I'm taking 5 minutes to blog, dammit, even if i don't have much to say.
We're still in packing hell.
I am currently at the shop, trying to take care of a few things while completely surrounded by boxes and more stuff that needs to be put into boxes.
It's been hard. It IS hard, and i am never, ever moving house and shop to another country again, with less than two weeks to pack.
Holy shitsnacks is that nowhere near enough, and for two people to handle alone?
No, too much.
But it'll be over soon, making way for entirely new problems, i'm sure, but mostly new adventures.
The stress of packing has brought out some anxiety, and anxiety brings out doubts.
I hadn't had them much before, cause i'm impulsive, i guess, but all of a sudden my brain was asking me if i'd thought this through (somewhat?), if moving to another country was even a good idea (i don't know, time will tell) and telling me, as anxiety brains do, that i can't handle it, it'll be too much, i'll break down or lose my shit eventually.
Sure, that's possible, but not likely. What seems impossible to deal with one day, often doesn't seem like such a huge deal the next.
One day at a time, and i'll be ok.
And Berlin will be fun, and different, and probably very frustrating. And it'll be an adventure.
While packing at home, i found a letter to myself, written during as month i spent in an empty house in Goa with a Danish friend, two British dudes and a stray dog, in 2001.
It was pretty funny, hilarious actually, but it also happened to mention how good i am at adapting to new places.
And it's true, i had completely accepted living in India within two days, and whenever i'm in Japan, i feel like i could stay forever.
Maybe it's different with a place like Germany cause it's still very similar to Denmark, maybe too similar? But in any case, i'm trying to trust in my ability to adapt. Trust that it's still there.
And if not, then i at least still have my favorite dog, and my favorite person, there with me, and anywhere they are can't be that bad.

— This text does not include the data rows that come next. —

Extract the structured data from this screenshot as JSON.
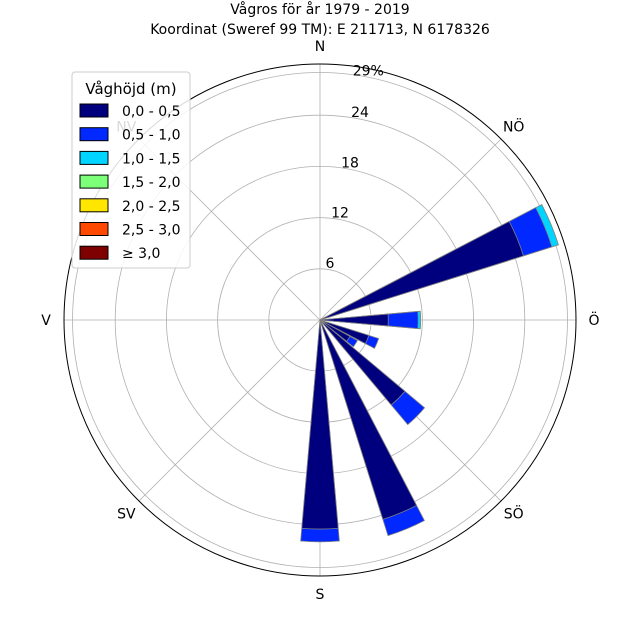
{
  "title_line1": "Vågros för år 1979 - 2019",
  "title_line2": "Koordinat (Sweref 99 TM): E 211713, N 6178326",
  "chart_data": {
    "type": "wind-rose",
    "directions": [
      "N",
      "NÖ",
      "Ö",
      "SÖ",
      "S",
      "SV",
      "V",
      "NV"
    ],
    "radial_ticks": [
      "6",
      "12",
      "18",
      "24",
      "29%"
    ],
    "radial_tick_values": [
      6,
      12,
      18,
      24,
      29
    ],
    "rmax": 30,
    "legend_title": "Våghöjd (m)",
    "legend_position": "top-left",
    "series": [
      {
        "name": "0,0 - 0,5",
        "color": "#00007f"
      },
      {
        "name": "0,5 - 1,0",
        "color": "#0028ff"
      },
      {
        "name": "1,0 - 1,5",
        "color": "#00d5ff"
      },
      {
        "name": "1,5 - 2,0",
        "color": "#7cff79"
      },
      {
        "name": "2,0 - 2,5",
        "color": "#ffe600"
      },
      {
        "name": "2,5 - 3,0",
        "color": "#ff4800"
      },
      {
        "name": "≥ 3,0",
        "color": "#7f0000"
      }
    ],
    "sector_bearings_deg": [
      67.5,
      90,
      112.5,
      123.75,
      135,
      157.5,
      180
    ],
    "sector_width_deg": 10,
    "cumulative_values": [
      [
        25.0,
        28.5,
        29.3,
        29.3,
        29.3,
        29.3,
        29.3
      ],
      [
        8.0,
        11.5,
        11.8,
        11.8,
        11.8,
        11.8,
        11.8
      ],
      [
        6.0,
        7.2,
        7.2,
        7.2,
        7.2,
        7.2,
        7.2
      ],
      [
        4.0,
        5.0,
        5.0,
        5.0,
        5.0,
        5.0,
        5.0
      ],
      [
        13.0,
        16.0,
        16.0,
        16.0,
        16.0,
        16.0,
        16.0
      ],
      [
        24.5,
        26.5,
        26.5,
        26.5,
        26.5,
        26.5,
        26.5
      ],
      [
        24.5,
        26.0,
        26.0,
        26.0,
        26.0,
        26.0,
        26.0
      ]
    ],
    "grid": true
  }
}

Someone came in and i lost my train of though, but whatever, i need to get back to packing anyway.
Last week i took 15 minutes out of my day to get a cheap haircut, and that's the best thing i've done for myself in a long time.
I tried no bangs for about a year and a half, but this, super short Vulcan bangs, is what i always come back to.
I feel like i look like myself again.
I'm not sure if i'll have time to post again before the move, so maybe the next post will be from Sarah's apartment where we're staying until our stuff arrives.
Wish us luck.
Before and after*
*I've been wearing the same work overalls for like a week... Allan and David are calling me a Doozer and believe the look increases my work efficiency!